LONG READS Issue 932 · October 18, 2022

Top Priority

Rabbi Shaya Cohen dissects the most acute chinuch challenges educators and parents are facing today

Top Priority
Photos: Itzik Roytman

“There is no greater pleasure in this world than to elevate the lives of Hashem’s children,” he says with a combination of humility and satisfaction. “I can listen to tzaros all day long, because if I can move people just a little bit in the right direction and see results, there’s nothing like it.”

As rosh yeshivah of Yeshiva Zichron Aryeh and Kollel Ner Yehoshua in Bayswater, New York, and founder of Priority-1 and the newer “Teach to Reach” initiative, Rabbi Cohen is a popular address for parents and mechanchim in need of guidance as they face uncharted challenges. Priority-1 and Teach to Reach may not have been the first initiatives to deal with chinuch issues, but Teach to Reach is perhaps the first to offer a multi-pronged approach that incorporates hashkafah, Torah psychology, and chinuch methodology into one holistic, integrated approach that addresses both the head and the heart.

Of course, Rabbi Cohen points out, you cannot engage the head until you’ve connected to the heart. Today many educators complain that students’ attention spans have attenuated, yet he notes encouragingly, “Attention spans can be increased when there’s a strong rebbi-talmid relationship. It makes the student want to engage, because he knows he has a friend.”
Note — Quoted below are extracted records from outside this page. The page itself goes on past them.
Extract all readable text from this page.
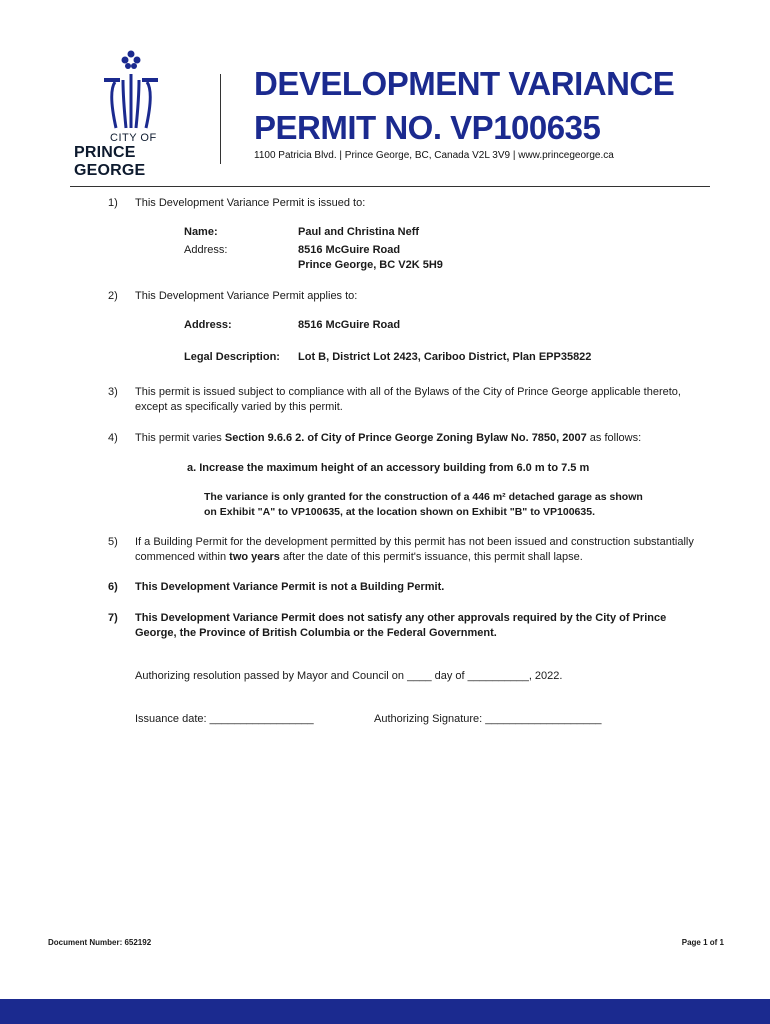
CITY OF
PRINCE GEORGE
DEVELOPMENT VARIANCE
PERMIT NO. VP100635
1100 Patricia Blvd. | Prince George, BC, Canada V2L 3V9 | www.princegeorge.ca
1) This Development Variance Permit is issued to:
Name:	Paul and Christina Neff
Address:	8516 McGuire Road
Prince George, BC V2K 5H9
2) This Development Variance Permit applies to:
Address:	8516 McGuire Road
Legal Description: Lot B, District Lot 2423, Cariboo District, Plan EPP35822
3) This permit is issued subject to compliance with all of the Bylaws of the City of Prince George applicable thereto, except as specifically varied by this permit.
4) This permit varies Section 9.6.6 2. of City of Prince George Zoning Bylaw No. 7850, 2007 as follows:
a. Increase the maximum height of an accessory building from 6.0 m to 7.5 m
The variance is only granted for the construction of a 446 m² detached garage as shown
on Exhibit "A" to VP100635, at the location shown on Exhibit "B" to VP100635.
5) If a Building Permit for the development permitted by this permit has not been issued and construction substantially commenced within two years after the date of this permit's issuance, this permit shall lapse.
6) This Development Variance Permit is not a Building Permit.
7) This Development Variance Permit does not satisfy any other approvals required by the City of Prince George, the Province of British Columbia or the Federal Government.
Authorizing resolution passed by Mayor and Council on ____ day of __________, 2022.
Issuance date: _________________	Authorizing Signature: ___________________
Document Number: 652192	Page 1 of 1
Rabbi Cohen isn’t a person who likes to talk about himself. Instead, he gives the credit to his parents for instilling in him the values that have propelled him. He describes his father as having been possessed by a fiery passion for truth. “In his eyes, lying and cheating were the worst sins a person could do,” he says. From his mother, whom he describes as “a sensitive soul who would do anything for anyone, who felt their pain and did chesed for them,” he absorbed the ability to listen to others’ problems and the desire to help unconditionally.